5.2 Other useful packages

Beyond omopgenerics, several other core packages are commonly useful. Unlike omopgenerics, these should generally be listed under Suggests unless your package’s primary purpose depends on them.

PatientProfiles adds columns to cohort tables: demographics (age, sex, prior observation, future observation), intersection flags and values (e.g. “was the patient on drug X at cohort start?”), and date-relative summaries. Browse the function reference before implementing any feature-derivation logic — it is very likely already there.

visOmopResults transforms summarised_result objects into formatted tables and ggplot2 plots. The package supports multiple output formats for tables (gt, flextable, tibble) with a consistent API. See Chapter 10 for guidance on how to use it in your package. Browse the function reference before adding any result-formatting code.

CodelistGenerator generates codelists by searching the OMOP vocabulary, and provides utilities for subsetting, stratifying, comparing, and diagnosing codelists. If your package works with clinical concepts, check the function reference first.

omock creates synthetic OMOP CDM datasets for testing. It should almost always be listed under Suggests, not Imports. See ?sec-test-omop for detailed guidance on using it in your test suite.

5.3 Imports vs Suggests

A package listed under Imports is loaded automatically when your package is loaded.
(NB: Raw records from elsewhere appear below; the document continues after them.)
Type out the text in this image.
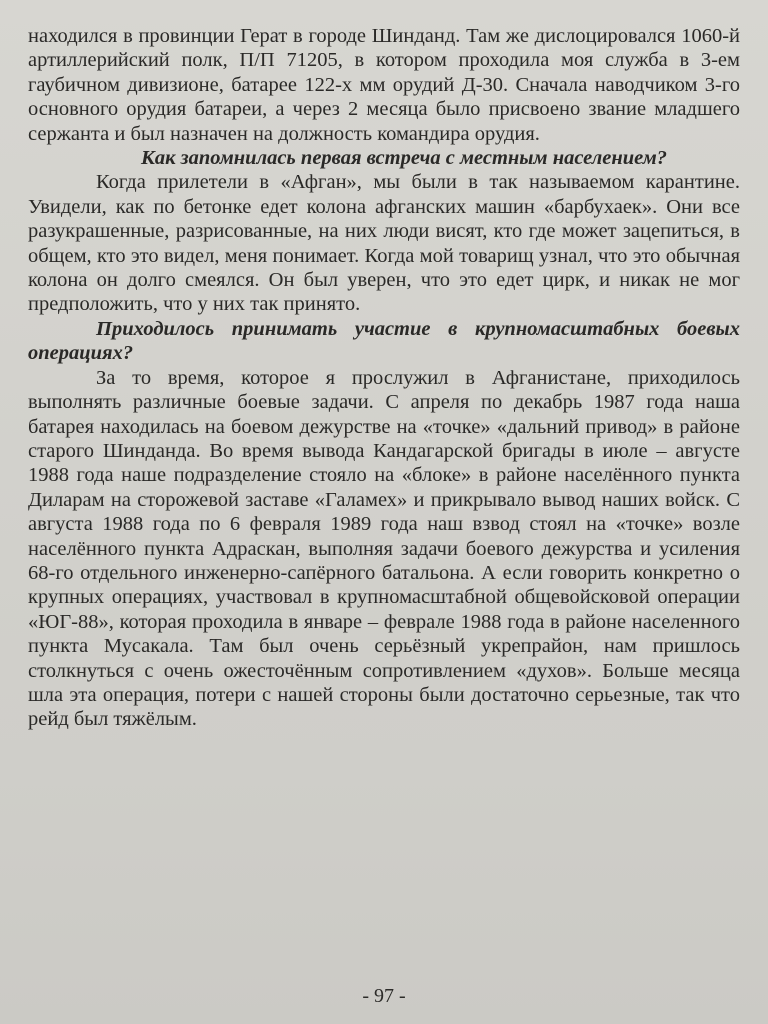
находился в провинции Герат в городе Шинданд. Там же дислоцировался 1060-й артиллерийский полк, П/П 71205, в котором проходила моя служба в 3-ем гаубичном дивизионе, батарее 122-х мм орудий Д-30. Сначала наводчиком 3-го основного орудия батареи, а через 2 месяца было присвоено звание младшего сержанта и был назначен на должность командира орудия.

Как запомнилась первая встреча с местным населением?

Когда прилетели в «Афган», мы были в так называемом карантине. Увидели, как по бетонке едет колона афганских машин «барбухаек». Они все разукрашенные, разрисованные, на них люди висят, кто где может зацепиться, в общем, кто это видел, меня понимает. Когда мой товарищ узнал, что это обычная колона он долго смеялся. Он был уверен, что это едет цирк, и никак не мог предположить, что у них так принято.

Приходилось принимать участие в крупномасштабных боевых операциях?

За то время, которое я прослужил в Афганистане, приходилось выполнять различные боевые задачи. С апреля по декабрь 1987 года наша батарея находилась на боевом дежурстве на «точке» «дальний привод» в районе старого Шинданда. Во время вывода Кандагарской бригады в июле – августе 1988 года наше подразделение стояло на «блоке» в районе населённого пункта Диларам на сторожевой заставе «Галамех» и прикрывало вывод наших войск. С августа 1988 года по 6 февраля 1989 года наш взвод стоял на «точке» возле населённого пункта Адраскан, выполняя задачи боевого дежурства и усиления 68-го отдельного инженерно-сапёрного батальона. А если говорить конкретно о крупных операциях, участвовал в крупномасштабной общевойсковой операции «ЮГ-88», которая проходила в январе – феврале 1988 года в районе населенного пункта Мусакала. Там был очень серьёзный укрепрайон, нам пришлось столкнуться с очень ожесточённым сопротивлением «духов». Больше месяца шла эта операция, потери с нашей стороны были достаточно серьезные, так что рейд был тяжёлым.

- 97 -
A package listed under Suggests is not — it must be available but is only used in specific circumstances (tests, vignettes, or optional code paths guarded by requireNamespace()).

The key rule for this ecosystem:

Always Imports: omopgenerics, any package whose classes or generics you use in exported functions.
Usually Suggests: omock (tests only), CDMConnector / back-end packages (tests only), visOmopResults (unless your package’s core output is visualisation), PatientProfiles (unless your package is built on top of it).

When in doubt, prefer Suggests. A lighter Imports list means fewer forced transitive dependencies for your users.